Gegen die Wahl der Namen „Oliver Silas Simon“ sprechen an sich keine durchgreifenden Bedenken. Die in der Bescheidsbegründung vom 12. Mai 2016 enthaltene Ablehnung der Vornamen „Silas Simon“ ist nicht überzeugend.
Da aber den Akten und der mündlichen Verhandlung nach der Namenswunsch des Klägers mit Vor- und Nachnamen bezugnehmend auf die Romanfigur eine Einheit bildet, kommt eine Verpflichtung der Beklagten auf isolierte Vornamensänderung nicht in Betracht, auch wenn die konkrete Antragstellung dies vermuten ließe.

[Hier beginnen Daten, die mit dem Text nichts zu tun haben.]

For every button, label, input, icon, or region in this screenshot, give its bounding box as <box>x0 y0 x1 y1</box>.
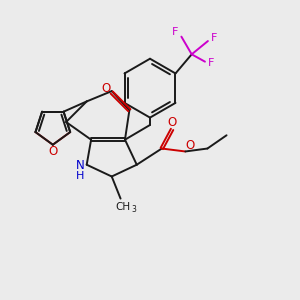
Text: F: F <box>208 58 214 68</box>
Text: 3: 3 <box>131 205 136 214</box>
Text: F: F <box>172 27 178 37</box>
Text: H: H <box>76 171 84 181</box>
Text: F: F <box>211 33 218 43</box>
Text: O: O <box>185 139 194 152</box>
Text: O: O <box>48 145 58 158</box>
Text: O: O <box>102 82 111 95</box>
Text: O: O <box>167 116 177 129</box>
Text: CH: CH <box>115 202 130 212</box>
Text: N: N <box>76 159 85 172</box>
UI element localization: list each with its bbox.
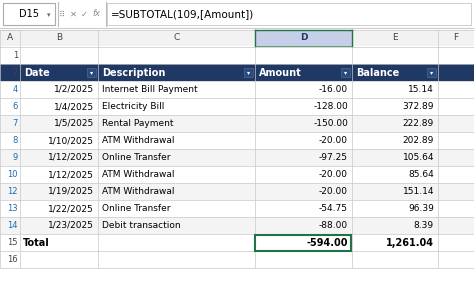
Text: 96.39: 96.39 (408, 204, 434, 213)
Text: 15.14: 15.14 (408, 85, 434, 94)
Text: D: D (300, 33, 307, 42)
Text: C: C (173, 33, 180, 42)
Text: -16.00: -16.00 (319, 85, 348, 94)
Text: 16: 16 (8, 255, 18, 264)
Text: -20.00: -20.00 (319, 187, 348, 196)
Text: -20.00: -20.00 (319, 170, 348, 179)
Bar (0, 30, 474, 46)
Bar (0, 132, 474, 149)
Text: -97.25: -97.25 (319, 153, 348, 162)
Text: 1/23/2025: 1/23/2025 (48, 221, 94, 230)
Text: 2: 2 (13, 68, 18, 77)
Bar (244, 68, 253, 77)
Text: ATM Withdrawal: ATM Withdrawal (102, 136, 174, 145)
Text: Online Transfer: Online Transfer (102, 153, 171, 162)
Text: 1/5/2025: 1/5/2025 (54, 119, 94, 128)
Text: Electricity Bill: Electricity Bill (102, 102, 164, 111)
Bar (0, 166, 474, 183)
Text: 6: 6 (13, 102, 18, 111)
Text: ▾: ▾ (430, 70, 433, 75)
Text: D15: D15 (19, 9, 39, 19)
Text: 1/22/2025: 1/22/2025 (48, 204, 94, 213)
Text: ✕: ✕ (70, 10, 76, 19)
Text: Internet Bill Payment: Internet Bill Payment (102, 85, 198, 94)
Bar (0, 64, 474, 81)
Bar (0, 149, 474, 166)
Text: 1/4/2025: 1/4/2025 (54, 102, 94, 111)
Text: 13: 13 (8, 204, 18, 213)
Text: 15: 15 (8, 238, 18, 247)
Text: -54.75: -54.75 (319, 204, 348, 213)
Text: -128.00: -128.00 (313, 102, 348, 111)
Text: 85.64: 85.64 (408, 170, 434, 179)
Text: 8: 8 (13, 136, 18, 145)
Text: 151.14: 151.14 (402, 187, 434, 196)
Text: 1/2/2025: 1/2/2025 (54, 85, 94, 94)
Text: ATM Withdrawal: ATM Withdrawal (102, 170, 174, 179)
Bar (87, 68, 96, 77)
Text: F: F (454, 33, 458, 42)
Bar (427, 68, 436, 77)
Text: A: A (7, 33, 13, 42)
Text: -20.00: -20.00 (319, 136, 348, 145)
Text: 9: 9 (13, 153, 18, 162)
Bar (107, 3, 471, 25)
Text: Online Transfer: Online Transfer (102, 204, 171, 213)
Text: 372.89: 372.89 (402, 102, 434, 111)
Text: =SUBTOTAL(109,[Amount]): =SUBTOTAL(109,[Amount]) (111, 9, 254, 19)
Bar (0, 251, 474, 268)
Text: -88.00: -88.00 (319, 221, 348, 230)
Text: 8.39: 8.39 (414, 221, 434, 230)
Text: Total: Total (23, 237, 50, 248)
Text: ▾: ▾ (247, 70, 250, 75)
Bar (0, 234, 474, 251)
Text: Balance: Balance (356, 67, 399, 78)
Text: 12: 12 (8, 187, 18, 196)
Text: Amount: Amount (259, 67, 302, 78)
Bar (341, 68, 350, 77)
Text: ATM Withdrawal: ATM Withdrawal (102, 187, 174, 196)
Bar (0, 217, 474, 234)
Text: 1/12/2025: 1/12/2025 (48, 170, 94, 179)
Bar (0, 81, 474, 98)
Text: 4: 4 (13, 85, 18, 94)
Text: fx: fx (92, 10, 100, 19)
Bar (0, 183, 474, 200)
Bar (0, 0, 474, 28)
Bar (0, 98, 474, 115)
Text: 105.64: 105.64 (402, 153, 434, 162)
Bar (0, 47, 474, 64)
Text: 1/12/2025: 1/12/2025 (48, 153, 94, 162)
Text: 7: 7 (13, 119, 18, 128)
Bar (0, 115, 474, 132)
Text: Debit transaction: Debit transaction (102, 221, 181, 230)
Text: -150.00: -150.00 (313, 119, 348, 128)
Text: 1/19/2025: 1/19/2025 (48, 187, 94, 196)
Text: Rental Payment: Rental Payment (102, 119, 173, 128)
Text: -594.00: -594.00 (307, 237, 348, 248)
Bar (255, 235, 352, 250)
Text: 1,261.04: 1,261.04 (386, 237, 434, 248)
Text: 222.89: 222.89 (403, 119, 434, 128)
Text: 1: 1 (13, 51, 18, 60)
Text: Date: Date (24, 67, 50, 78)
Text: B: B (56, 33, 62, 42)
Bar (255, 30, 352, 46)
Bar (0, 200, 474, 217)
Text: ⠿: ⠿ (59, 10, 65, 19)
Text: ▾: ▾ (344, 70, 347, 75)
Text: E: E (392, 33, 398, 42)
Text: ✓: ✓ (81, 10, 88, 19)
Text: 14: 14 (8, 221, 18, 230)
Text: 10: 10 (8, 170, 18, 179)
Text: 202.89: 202.89 (402, 136, 434, 145)
Text: Description: Description (102, 67, 165, 78)
Text: ▾: ▾ (90, 70, 93, 75)
Bar (3, 3, 55, 25)
Text: ▾: ▾ (47, 12, 51, 18)
Text: 1/10/2025: 1/10/2025 (48, 136, 94, 145)
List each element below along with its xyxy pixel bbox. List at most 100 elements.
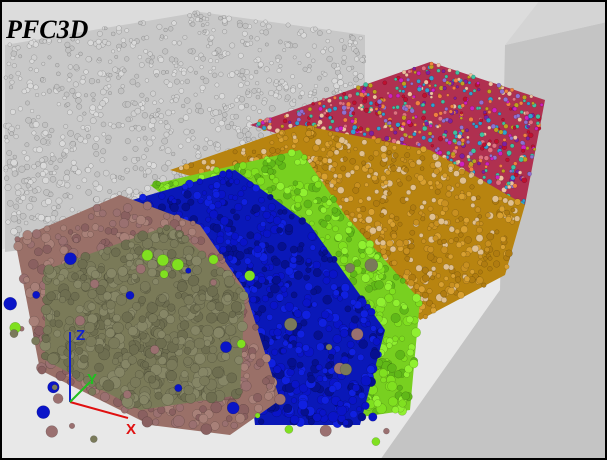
- particle: [466, 135, 470, 140]
- particle: [364, 182, 369, 188]
- particle: [201, 324, 214, 337]
- particle: [3, 175, 10, 181]
- particle: [35, 92, 40, 98]
- particle: [443, 130, 448, 134]
- particle: [431, 88, 436, 93]
- particle: [458, 232, 464, 238]
- particle: [240, 362, 249, 372]
- particle: [95, 184, 103, 192]
- particle: [41, 91, 46, 97]
- particle: [75, 91, 82, 98]
- particle: [370, 325, 377, 332]
- particle: [225, 51, 231, 56]
- particle: [106, 268, 117, 279]
- particle: [453, 96, 457, 100]
- particle: [187, 13, 193, 18]
- particle: [193, 337, 206, 350]
- particle: [483, 110, 487, 115]
- particle: [6, 61, 11, 67]
- particle: [346, 221, 353, 228]
- particle: [25, 203, 34, 211]
- particle: [410, 184, 417, 191]
- particle: [206, 44, 211, 49]
- particle: [10, 215, 18, 223]
- particle: [318, 318, 328, 328]
- particle: [178, 165, 184, 171]
- particle: [320, 220, 328, 228]
- particle: [493, 260, 501, 268]
- particle: [428, 123, 433, 128]
- particle: [476, 226, 483, 234]
- particle: [229, 42, 236, 49]
- particle: [403, 269, 411, 276]
- particle: [141, 112, 149, 119]
- particle: [261, 125, 267, 131]
- particle: [178, 61, 184, 67]
- particle: [253, 232, 262, 242]
- particle: [111, 49, 116, 54]
- particle: [33, 84, 39, 91]
- particle: [40, 304, 52, 316]
- particle: [343, 197, 350, 203]
- particle: [117, 266, 128, 277]
- particle: [380, 175, 387, 182]
- particle: [125, 116, 132, 123]
- particle: [487, 125, 492, 130]
- particle: [444, 107, 449, 111]
- particle: [200, 23, 205, 28]
- particle: [212, 109, 220, 116]
- particle: [400, 127, 405, 132]
- particle: [280, 124, 285, 129]
- particle: [190, 220, 196, 226]
- particle: [187, 275, 200, 287]
- particle: [499, 88, 505, 95]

Den Akten ist zu entnehmen und es ist in der mündlichen Verhandlung deutlich geworden, dass es nicht dem Willen des Klägers entspricht, nur seinen Vornamen entsprechend zu ändern, wenn nicht auch der Name wie beantragt in „Twist“ geändert wird.
Die Ablehnung des Namensänderungsantrags im Ganzen ist somit wegen des Bezugs zur Romanfigur rechtlich nicht zu beanstanden, die Klage daher unbegründet und mit der Kostenfolge des § 154 Abs. 1 VwGO abzuweisen. Der Ausspruch über die vorläufige Vollstreckbarkeit der Kostenentscheidung beruht auf § 167 VwGO i.V.m. §§ 708 ff. ZPO.